Run distilled models locally

The whole point of distillation is a model you can run yourself. This is the practical guide to getting a small, distilled model onto your own hardware — and understanding the choices along the way.

Why local

The four reasons to run locally all reward the small models distillation produces: latency (no network round-trip), privacy (your data never leaves the device), cost (inference on hardware you already own), and availability (it works offline). A good distilled 4–8B model is now genuinely useful for real work — that's new, and it's largely thanks to better data plus distillation.

The runtimes

Ollama — the easiest on-ramp. A background daemon with an OpenAI-compatible API; ollama run deepseek-r1:8b and you're talking to a distilled reasoning model. It wraps llama.cpp, and on Apple Silicon (since v0.19) uses MLX under the hood.
llama.cpp — the C++ engine most things are built on. The de-facto GGUF quant format, an OpenAI-compatible llama-server, and CPU+GPU hybrid offload. Reach for it when you want control.
MLX (Apple) — built for Apple Silicon's unified memory; meaningfully faster than llama.cpp for sub-14B models on a Mac, and the only realistic on-device fine-tuning path of the two.
LM Studio — a friendly GUI for non-coders; supports both GGUF and MLX.
vLLM — not for single-user local use, but if you ever serve a distilled model to many users, its throughput (PagedAttention + continuous batching) dwarfs the single-user runtimes.

Reading a quant name

You'll download GGUF files with cryptic suffixes. Here's the decoder:

Label	Meaning
`Q8_0`	8-bit — near-lossless, largest
`Q6_K`	6-bit k-quant — excellent quality
`Q5_K_M`	5-bit medium — high quality, smaller
`Q4_K_M`	~4.5-bit medium — the sweet spot
`Q3_K_M`	3-bit — noticeably degraded
`IQ2_*`	~2-bit importance-matrix — last resort

The pattern: Q{bits} + _K (k-quant, smarter per-block scaling) + _S/_M/_L (small/medium/large mixed-precision tier). For most people on most models, Q4_K_M is the right default — roughly a 75% size cut for a small quality hit.
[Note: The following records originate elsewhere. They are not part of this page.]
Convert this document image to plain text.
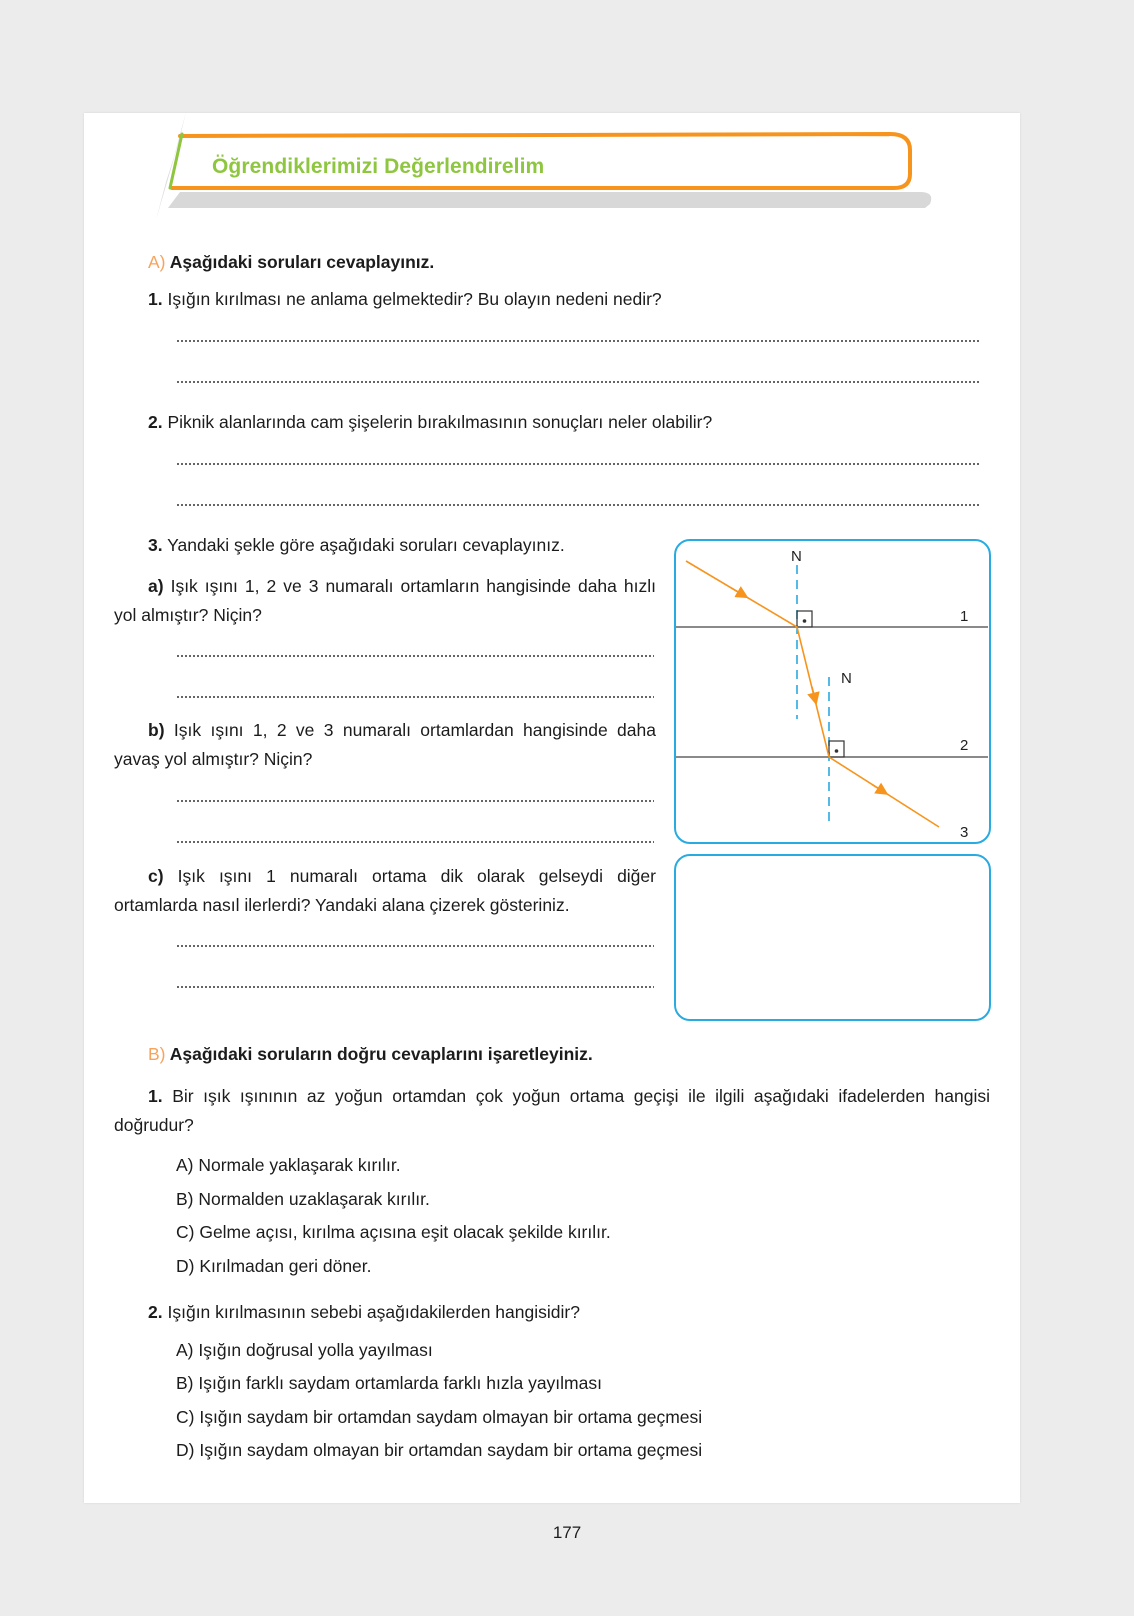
Öğrendiklerimizi Değerlendirelim
A) Aşağıdaki soruları cevaplayınız.
1. Işığın kırılması ne anlama gelmektedir? Bu olayın nedeni nedir?
2. Piknik alanlarında cam şişelerin bırakılmasının sonuçları neler olabilir?
3. Yandaki şekle göre aşağıdaki soruları cevaplayınız.
a) Işık ışını 1, 2 ve 3 numaralı ortamların hangisinde daha hızlı yol almıştır? Niçin?
b) Işık ışını 1, 2 ve 3 numaralı ortamlardan hangisinde daha yavaş yol almıştır? Niçin?
c) Işık ışını 1 numaralı ortama dik olarak gelseydi diğer ortamlarda nasıl ilerlerdi? Yandaki alana çizerek gösteriniz.
N
N
1
2
3
B) Aşağıdaki soruların doğru cevaplarını işaretleyiniz.
1. Bir ışık ışınının az yoğun ortamdan çok yoğun ortama geçişi ile ilgili aşağıdaki ifadelerden hangisi doğrudur?
A) Normale yaklaşarak kırılır.
B) Normalden uzaklaşarak kırılır.
C) Gelme açısı, kırılma açısına eşit olacak şekilde kırılır.
D) Kırılmadan geri döner.
2. Işığın kırılmasının sebebi aşağıdakilerden hangisidir?
A) Işığın doğrusal yolla yayılması
B) Işığın farklı saydam ortamlarda farklı hızla yayılması
C) Işığın saydam bir ortamdan saydam olmayan bir ortama geçmesi
D) Işığın saydam olmayan bir ortamdan saydam bir ortama geçmesi
177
On the GPU side you'll also meet AWQ and GPTQ (calibration-based, GPU-oriented) and FP8 / NVFP4 (float formats that keep quality high on newer hardware).

Picking by hardware (rough guide)

8 GB RAM/VRAM — a 3–4B model at Q4_K_M (e.g. a distilled Llama 3.2 3B, Gemma 3 4B, Qwen3 4B).
16 GB — a 7–8B at Q4_K_M comfortably (DeepSeek-R1-Distill-Qwen-7B, Llama-3.1-8B distillates), or a 14B tight.
24 GB+ — 14B at good quants, or a 32B at Q4_K_M.
Apple Silicon — unified memory is your friend; use MLX builds and lean on the larger end of what your RAM allows.

A two-minute first run

# Install Ollama, then pull a distilled reasoning model:
ollama run deepseek-r1:8b
 
# Or grab a specific GGUF quant for llama.cpp:
#   download a *.Q4_K_M.gguf, then:
llama-server -m model.Q4_K_M.gguf -c 8192

That's a distilled, frontier-derived reasoning model running entirely on your machine — no API, no tokens metered, no data leaving the building. Which is the whole idea.
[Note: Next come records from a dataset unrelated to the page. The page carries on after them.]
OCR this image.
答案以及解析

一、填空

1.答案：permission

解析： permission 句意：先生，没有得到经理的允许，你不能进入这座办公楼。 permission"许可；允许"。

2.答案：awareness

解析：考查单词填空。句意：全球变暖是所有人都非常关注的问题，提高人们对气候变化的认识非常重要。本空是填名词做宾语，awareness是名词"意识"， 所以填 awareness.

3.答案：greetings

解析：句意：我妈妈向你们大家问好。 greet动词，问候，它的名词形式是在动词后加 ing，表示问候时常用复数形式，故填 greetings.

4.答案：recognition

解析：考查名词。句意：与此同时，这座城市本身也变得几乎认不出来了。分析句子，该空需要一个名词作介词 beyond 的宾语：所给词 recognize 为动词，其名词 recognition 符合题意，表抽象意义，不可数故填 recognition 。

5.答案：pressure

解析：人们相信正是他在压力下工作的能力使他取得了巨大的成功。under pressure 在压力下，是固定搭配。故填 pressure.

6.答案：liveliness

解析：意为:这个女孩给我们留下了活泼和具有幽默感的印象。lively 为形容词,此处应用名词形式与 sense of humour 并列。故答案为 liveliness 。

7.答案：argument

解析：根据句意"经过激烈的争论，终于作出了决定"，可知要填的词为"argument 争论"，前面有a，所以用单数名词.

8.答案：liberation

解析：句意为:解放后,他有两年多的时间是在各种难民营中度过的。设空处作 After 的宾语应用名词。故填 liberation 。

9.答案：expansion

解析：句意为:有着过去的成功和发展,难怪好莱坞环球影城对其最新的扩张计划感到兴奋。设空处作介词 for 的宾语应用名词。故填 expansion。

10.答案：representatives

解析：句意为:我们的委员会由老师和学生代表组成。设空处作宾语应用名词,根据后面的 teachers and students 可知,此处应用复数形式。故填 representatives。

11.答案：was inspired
Where distilled models live

Most distilled models are published on Hugging Face, often with community GGUF conversions ready to download. Ollama's model library mirrors many of them with one-line pulls. When you build your own with the toolkit, the last step — distill, then quantize to GGUF — is what makes it land here, on your own hardware.